There are a number of things which seem to "set off" gout in a person's body. Anything from a kick at a soccer ball to what they eat has an effect upon the gout sufferer and may determine whether they will have an attack of gout.

The Pain Of Gout

Gout is an inflammatory disease which occurs when there is a build up of uric acid, in the form of monosodium uric crystals, in the joints. The most prevalent place for this to occur is in the big toe. It is an incredibly painful affliction and includes inflammation, redness, swelling, heat and extreme pain in the joint. An attack can also generate fever, chills, a general feeling of sickness and rapid heartbeat. There are a number of ways to deal with the issue, from holistic to conventional medicine, and often people work with a variety of disciplines to achieve respite from the pain of gout.
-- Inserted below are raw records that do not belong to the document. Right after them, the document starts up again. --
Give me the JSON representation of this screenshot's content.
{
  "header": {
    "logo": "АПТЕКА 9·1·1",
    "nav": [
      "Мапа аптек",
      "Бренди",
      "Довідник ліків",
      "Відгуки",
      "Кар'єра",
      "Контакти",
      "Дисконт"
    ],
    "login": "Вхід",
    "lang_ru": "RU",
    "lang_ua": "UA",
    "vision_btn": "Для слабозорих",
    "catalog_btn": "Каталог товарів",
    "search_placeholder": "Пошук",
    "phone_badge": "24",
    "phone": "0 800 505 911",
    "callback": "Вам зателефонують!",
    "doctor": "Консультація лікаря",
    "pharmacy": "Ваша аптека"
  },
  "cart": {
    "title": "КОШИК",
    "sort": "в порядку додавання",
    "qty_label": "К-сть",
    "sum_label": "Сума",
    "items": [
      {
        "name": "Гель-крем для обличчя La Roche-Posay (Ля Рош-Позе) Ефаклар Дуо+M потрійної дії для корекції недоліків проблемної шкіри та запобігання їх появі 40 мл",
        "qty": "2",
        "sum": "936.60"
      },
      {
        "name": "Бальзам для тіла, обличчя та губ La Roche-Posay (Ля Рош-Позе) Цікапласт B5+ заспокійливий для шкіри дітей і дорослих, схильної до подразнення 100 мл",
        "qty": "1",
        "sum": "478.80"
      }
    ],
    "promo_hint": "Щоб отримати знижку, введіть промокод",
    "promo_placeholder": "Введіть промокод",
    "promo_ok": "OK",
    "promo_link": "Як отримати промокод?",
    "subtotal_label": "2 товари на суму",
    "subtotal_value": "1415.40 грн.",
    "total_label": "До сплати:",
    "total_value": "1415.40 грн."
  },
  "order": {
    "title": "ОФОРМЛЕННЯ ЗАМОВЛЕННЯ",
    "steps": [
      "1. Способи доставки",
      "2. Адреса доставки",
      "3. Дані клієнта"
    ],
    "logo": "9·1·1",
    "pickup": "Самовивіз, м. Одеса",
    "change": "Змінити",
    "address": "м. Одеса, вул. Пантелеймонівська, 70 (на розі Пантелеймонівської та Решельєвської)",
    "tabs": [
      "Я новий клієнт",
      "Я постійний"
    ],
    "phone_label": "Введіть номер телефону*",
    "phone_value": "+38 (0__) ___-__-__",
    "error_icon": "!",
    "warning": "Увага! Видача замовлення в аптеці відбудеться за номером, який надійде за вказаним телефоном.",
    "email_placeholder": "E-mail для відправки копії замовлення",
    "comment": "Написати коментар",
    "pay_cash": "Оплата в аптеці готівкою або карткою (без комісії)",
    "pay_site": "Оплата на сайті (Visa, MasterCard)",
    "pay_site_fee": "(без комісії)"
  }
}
As If A Person With Gout Doesn't Haven Enough To Think About

Now there's another thing to think about for the person with gout. The weather. Heat and humidity have a very profound effect upon gout sufferers. For instance, when it is very hot and dry the body is quickly depleted of fluids through perspiration. This depletion has been considered a potential trigger for repeated gout attacks for a long time.

A test to determine whether the weather did, in fact, have an effect upon recurrent attacks of gout included 197 people who had experienced an attack of gout within the past year. They were requested to log onto a specific Website to complete a questionnaire when they experienced a gout attack. The information requested on the site included information from what is called the "hazard period" which is two days prior to the event. They were asked to fill out the same questionnaire over the period of a two-day control time. Such information as climatic data-temperature, barometric pressure, humidity and precipitation-for each person's zip code area, was obtained from the National Oceanic and Atmospheric Administration. This information was compared between the two periods of hazard and control with adjustments to the information based on alcohol and purine intake and diuretic use.

The Evidence Is Conclusive-Weather Affects Gout

Risks of recurrent gout attacks were clearly and strongly associated with high temperature and high humidity. In fact, risk of recurrent attacks were nearly doubled when the maximum daily temperature increased from 0-53F to 87-105F. There was a similar amount of increased risk when the humidity increased from 4-32F to 64-77F. Neither barometric pressure nor precipitation seemed to have any bearing on the gout attacks.

Now Do You Believe You Need To Drink More Water?

Yuquing Zhang, D.Sc. Professor of Medicine and Epidemiology, Boston University School of Medicine, Boston, Massachusetts says, "Our data indicate that both high temperature and high humidity are associated with an increased risk of recurrent gout attacks." He added, "Thus, when it's hot and humid, those with gout should consider drinking more fluids to avoid potentially painful gout attacks."